One thing the experts all agree on is that the management of pediatric obesity remains extremely challenging.

For one, pediatric patients are almost completely dependent on a parent or other caretaker for early recognition and timely intervention, Dr Cuda told Medscape Medical News.

And even when children with obesity and their families do present to primary clinics for acute-care appointments or physicals — which is rare — clinicians face "very real time constraints." To treat the child, clinicians must work with the family, including parents juggling job and family responsibilities and "struggling to make ends meet," she explained.

"Many of our parents don't have the resources to make the changes we ask them to make to modify the child's diet and provide opportunities for more exercise, less screen time, and more sleep," Dr Cuda added.
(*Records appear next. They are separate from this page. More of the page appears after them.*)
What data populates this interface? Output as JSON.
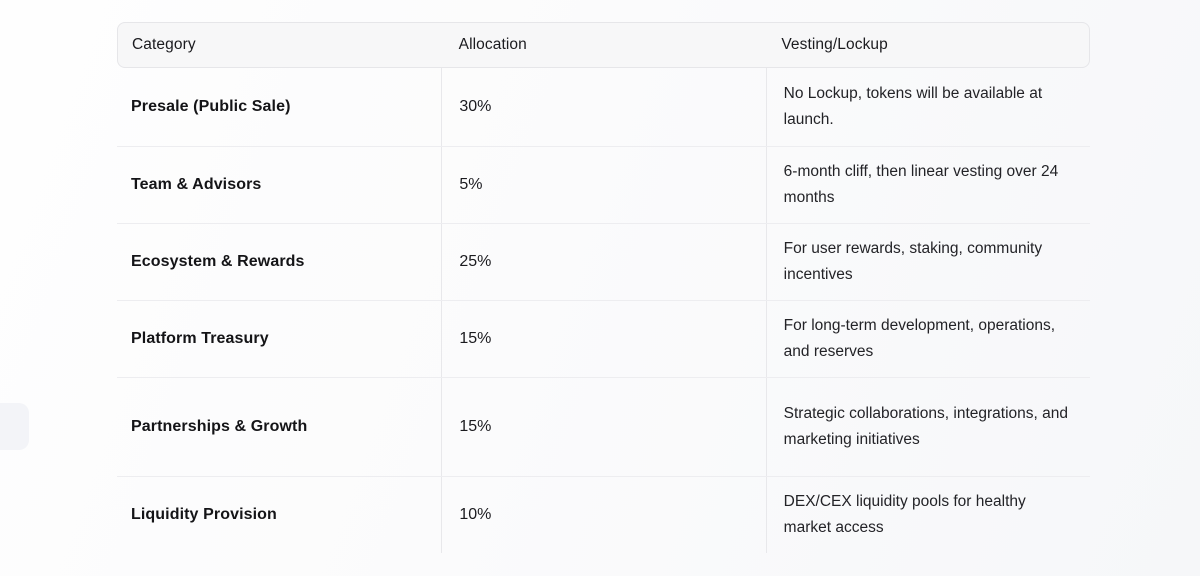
{
  "page": {
    "background_left": "#fefefe",
    "background_right": "#f6f7f9",
    "header_background": "#f7f7f8",
    "border_color": "#e6e6e9",
    "divider_color": "#ededf0"
  },
  "table": {
    "columns": [
      {
        "key": "category",
        "label": "Category"
      },
      {
        "key": "allocation",
        "label": "Allocation"
      },
      {
        "key": "vesting",
        "label": "Vesting/Lockup"
      }
    ],
    "rows": [
      {
        "category": "Presale (Public Sale)",
        "allocation": "30%",
        "vesting": "No Lockup, tokens will be available at launch."
      },
      {
        "category": "Team & Advisors",
        "allocation": "5%",
        "vesting": "6-month cliff, then linear vesting over 24 months"
      },
      {
        "category": "Ecosystem & Rewards",
        "allocation": "25%",
        "vesting": "For user rewards, staking, community incentives"
      },
      {
        "category": "Platform Treasury",
        "allocation": "15%",
        "vesting": "For long-term development, operations, and reserves"
      },
      {
        "category": "Partnerships & Growth",
        "allocation": "15%",
        "vesting": "Strategic collaborations, integrations, and marketing initiatives"
      },
      {
        "category": "Liquidity Provision",
        "allocation": "10%",
        "vesting": "DEX/CEX liquidity pools for healthy market access"
      }
    ]
  }
}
This is compounded by the fact that clinicians often lack access to nutritional support from providers with pediatric experience. In addition, they may not be connected to specialists in behavioral management or exercise.

And many physicians who do manage obesity find themselves caught in an uphill battle to get appropriate reimbursement, Dr Cuda said.
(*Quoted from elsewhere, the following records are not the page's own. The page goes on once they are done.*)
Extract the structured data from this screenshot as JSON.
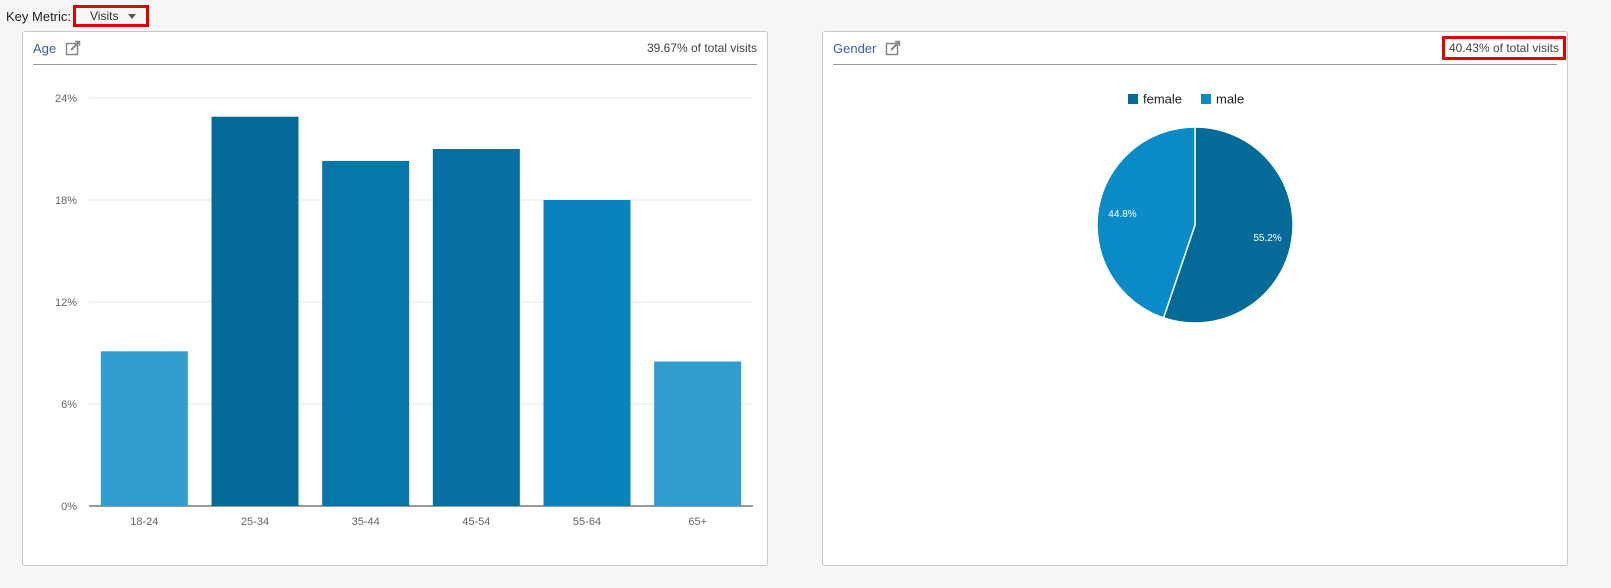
{
  "key_metric": {
    "label": "Key Metric:",
    "selected": "Visits"
  },
  "age_panel": {
    "title": "Age",
    "summary": "39.67% of total visits",
    "icon": "edit-export-icon"
  },
  "gender_panel": {
    "title": "Gender",
    "summary": "40.43% of total visits",
    "icon": "edit-export-icon"
  },
  "chart_data": [
    {
      "type": "bar",
      "title": "Age",
      "xlabel": "",
      "ylabel": "",
      "categories": [
        "18-24",
        "25-34",
        "35-44",
        "45-54",
        "55-64",
        "65+"
      ],
      "values": [
        9.1,
        22.9,
        20.3,
        21.0,
        18.0,
        8.5
      ],
      "ylim": [
        0,
        24
      ],
      "yticks": [
        0,
        6,
        12,
        18,
        24
      ],
      "ytick_labels": [
        "0%",
        "6%",
        "12%",
        "18%",
        "24%"
      ],
      "grid": true,
      "colors": [
        "#309fd0",
        "#046a98",
        "#0677a8",
        "#0670a1",
        "#0883bb",
        "#309fd0"
      ]
    },
    {
      "type": "pie",
      "title": "Gender",
      "labels": [
        "female",
        "male"
      ],
      "values": [
        55.2,
        44.8
      ],
      "data_labels": [
        "55.2%",
        "44.8%"
      ],
      "colors": [
        "#046a98",
        "#0a8bc8"
      ],
      "legend": "top"
    }
  ]
}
Dr Skinner agrees that, in primary care, treatment of obesity is "incredibly difficult."

Clinicians are doing what they can with the tools available to them, she noted, but a recent review supports her assertions that the brief intervention possible in the busy primary-care setting has virtually no effect on weight (Pediatrics. 2016;e20160149).

The good news is that clinicians are already playing important roles in obesity prevention, which now eclipses treatment as the primary focus of research, Dr Cuda stressed.

"If a clinician is interested in working to prevent obesity in children, a good place to start is with either their city or state pediatric associations or societies. Through these bodies they can learn what is going on and discover how they can contribute."

The authors report no external funding was reported and no relevant financial relationships.